Le Conseil national de la FSU se réunit en cette fin du mois de mai. C’est peu dire que la situation est dangereuse pour les peuples : la guerre menace, le Moyen-Orient est ravagé et menacé du pire par les gouvernements des Etats-Unis et d’Israël. En France, de redoutables attaques pour les droits des travailleurs et travailleuses, pour la jeunesse, pour les salarié.es issues de l’immigration… se déroulent ou se préparent, alors que la militarisation progresse à marche forcée.
Dans ce contexte, les débats au sein des organisations syndicales seront importants, et encore plus s’ils débochent sur des perspectives de lutte.
Nous publions en pièce jointe la contribution de la tendance Emancipation à des débats, et ci-dessous nos interventions dans les débats. Vous pouvez écouter certaines interventions d’Emancipation en suivant ce lien.
Intervention Emancipation dans le débat général : pas de moyens, pas de rentrée
Ni dans le rapport introductif de notre secrétaire générale, ni dans le projet de texte action je n’ai entendu la petite musique -ou peut-être ça m’aura échappé- la petite musique qui monte, dès à présent et qui devrait aller en s’affirmant avant les vacances : « pas de moyens, pas de rentrée ! ».
Pourtant, à l’issue d’une année difficile, la prochaine rentrée s’annonce infaisable, dans la plupart des services publics siphonnés par les transferts budgétaires massifs vers la course à la guerre et la militarisation de la société et en en premier lieu de l’école.
Justement prenons l’exemple de l’éducation. Du fait des fermetures de postes et des budgets d’austérité imposés via les collectivités territoriales tout est à l’os : les effectifs, comme le fonctionnement. Les diktats managériaux, la priorité à un privé confessionnel complètement gangréné et la main mise de l’extrême droite avec ses milliardaires et ses parents vigilants achèvent de tout rendre insupportable : programmes, atteintes à la liberté pédagogique individuelle comme collective, quand ce n’est pas autoritarisme, harcèlement et répression. Le syndicalisme doit cette fois apporter une réponse adaptée, comme le demandent des AG et des intersyndicales à la base, ainsi que les collectifs de mobilisation.

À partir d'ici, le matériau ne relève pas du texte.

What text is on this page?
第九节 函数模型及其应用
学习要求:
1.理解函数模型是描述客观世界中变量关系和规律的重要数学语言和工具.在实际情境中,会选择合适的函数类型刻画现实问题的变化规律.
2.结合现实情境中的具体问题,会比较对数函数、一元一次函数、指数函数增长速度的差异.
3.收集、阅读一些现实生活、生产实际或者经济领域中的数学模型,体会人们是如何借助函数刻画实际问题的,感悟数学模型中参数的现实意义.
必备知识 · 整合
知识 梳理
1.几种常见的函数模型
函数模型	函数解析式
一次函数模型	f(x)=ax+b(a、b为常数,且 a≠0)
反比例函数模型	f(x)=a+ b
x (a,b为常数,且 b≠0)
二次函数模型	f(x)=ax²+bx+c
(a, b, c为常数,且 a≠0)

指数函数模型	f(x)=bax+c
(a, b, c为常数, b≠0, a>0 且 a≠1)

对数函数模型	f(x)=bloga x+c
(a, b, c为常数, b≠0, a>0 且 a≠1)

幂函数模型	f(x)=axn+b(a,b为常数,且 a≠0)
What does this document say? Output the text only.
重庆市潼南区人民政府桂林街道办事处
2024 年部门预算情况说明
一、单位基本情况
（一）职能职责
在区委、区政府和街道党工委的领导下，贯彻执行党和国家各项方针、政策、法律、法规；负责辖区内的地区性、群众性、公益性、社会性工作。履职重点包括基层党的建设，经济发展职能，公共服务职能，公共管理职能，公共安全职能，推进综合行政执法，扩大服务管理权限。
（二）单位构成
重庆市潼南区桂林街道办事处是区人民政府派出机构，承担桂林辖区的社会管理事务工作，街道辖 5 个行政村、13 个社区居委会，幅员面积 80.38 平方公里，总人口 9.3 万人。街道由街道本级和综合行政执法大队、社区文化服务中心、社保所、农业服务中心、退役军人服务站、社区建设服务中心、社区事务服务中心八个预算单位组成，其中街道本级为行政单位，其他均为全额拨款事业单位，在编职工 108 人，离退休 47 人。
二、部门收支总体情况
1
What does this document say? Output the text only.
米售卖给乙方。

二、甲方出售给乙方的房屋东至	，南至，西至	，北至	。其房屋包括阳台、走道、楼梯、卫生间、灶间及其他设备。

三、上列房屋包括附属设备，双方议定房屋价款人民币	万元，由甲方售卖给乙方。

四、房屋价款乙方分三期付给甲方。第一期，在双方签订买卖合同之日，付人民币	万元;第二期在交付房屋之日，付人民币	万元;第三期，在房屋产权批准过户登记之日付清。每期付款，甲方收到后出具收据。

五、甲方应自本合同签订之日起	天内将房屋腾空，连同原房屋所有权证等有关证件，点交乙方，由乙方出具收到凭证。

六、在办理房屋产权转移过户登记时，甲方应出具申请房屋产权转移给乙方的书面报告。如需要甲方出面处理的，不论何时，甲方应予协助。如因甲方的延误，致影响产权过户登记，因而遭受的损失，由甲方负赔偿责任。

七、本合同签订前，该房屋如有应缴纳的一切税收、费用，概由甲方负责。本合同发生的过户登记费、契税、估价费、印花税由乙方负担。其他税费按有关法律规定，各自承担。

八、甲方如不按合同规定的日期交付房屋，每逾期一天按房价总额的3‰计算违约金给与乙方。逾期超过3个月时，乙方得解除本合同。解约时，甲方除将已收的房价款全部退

Pourtant, à longueur des réunions d’instance les camarades déplorent « les collègues ne sont pas prêt.es », « on ne sent pas la mobilisation », « la période est difficile ».
Il est vrai que le contexte, les conditions de travail, d’emploi, de vie et les perspectives tant au niveau national qu’international, sans oublier les dizaines d’années d’échec des mobilisations syndicales, peuvent peser sur les personnels avec le découragement, manque de confiance en l’action collective et le repli individualiste.
Et d’ailleurs tout cela peut peser également, c’est sûr, sur les responsables des syndicats, confronté.es à l’habitude de l’échec, à la lassitude des éternelles revendications jamais satisfaites, ou à l’hébétude résultant des lourdes astreintes du dialogue social.
Il faut dire que les énergies syndicales pourraient être réparties différemment : moins dans les myriades de réunions de l’agenda social d’une efficacité pour le moins relative puisque les rares reculs du pouvoir -provisoires le plus souvent- sur de points mineurs sont assortis de nouvelles menaces contre les acquis. Et cette année les élections professionnelles vont encore voir les militant.es se dépasser dans la concurrence pour les moyens syndicaux.
Gageons que si une bonne partie de ces énergies étaient investies dans les mobilisations, celles-ci seraient plus efficaces. C’est assez mal parti pour cela. En effet au dernier bureau national, notre secrétaire générale a achevé de me couper le moral en lâchant que du fait de la concurrence élective on ne pouvait plus espérer d’actions unitaires dans l’éducation nationale après le mois de juin, et au niveau interpro, après le mois de septembre.
Peut-être alors, nous faut-il revenir au fondamentaux. Au dernier conseil national, des camarades nous ont rappelé la double besogne de la charte d’Amiens, mais il y-a un complément indissociable depuis les grandes luttes de ces dernières décennies : la quintuple exigence de la construction de la mobilisation : informer, impulser, étendre, coordonner, centraliser
INFORMER, les syndicats le font à peu près, mais pour « peser sur le dialogue social »
C’est toute la suite qui est défaillante :
Particulièrement IMPULSER : l’action syndicale ne saurait se borner à attendre une mobilisation de la base. Face aux attaques de plus en plus graves, l’information devrait être accompagnée de propositions d’action en rapport.
Et de toute façon, même quand la mobilisation est là malgré tout il n’y a bien souvent pas d’action syndicale à la hauteur. Comme dans la période récente de luttes partout dans les établissements et les écoles contre l’austérité budgétaire, les fermetures de postes et de classes, pour le maintien et l’extension de l’éducation prioritaire en parallèle avec les milliards pour l’armée. Voyons comment ça a dysfonctionné au niveau des termes suivants de la stratégie de mobilisation :
ETENDRE, il n’y a pas eu d’information en tant réel sur l’ensemble des établissements et écoles en lutte, contrairement à ce qui se faisait précédemment, avec des moyens techniques pourtant moins favorables.
COORDONNER, il n’y a eu que très rarement des propositions syndicales de réunions inter-villes, départementales, ni surtout au niveau national.
CENTRALISER nous avons eu cette année moins que jamais de journées d’actions limitées à l’avance et très en retard par rapport aux attentes du terrain et espacées. Et pour autant rien à la place.
Dans l’attente que ce dispositif de mobilisation revienne à l’ordre du jour des directions syndicales, heureusement nous ne sommes pas à l’abri d’un grand ras le bol.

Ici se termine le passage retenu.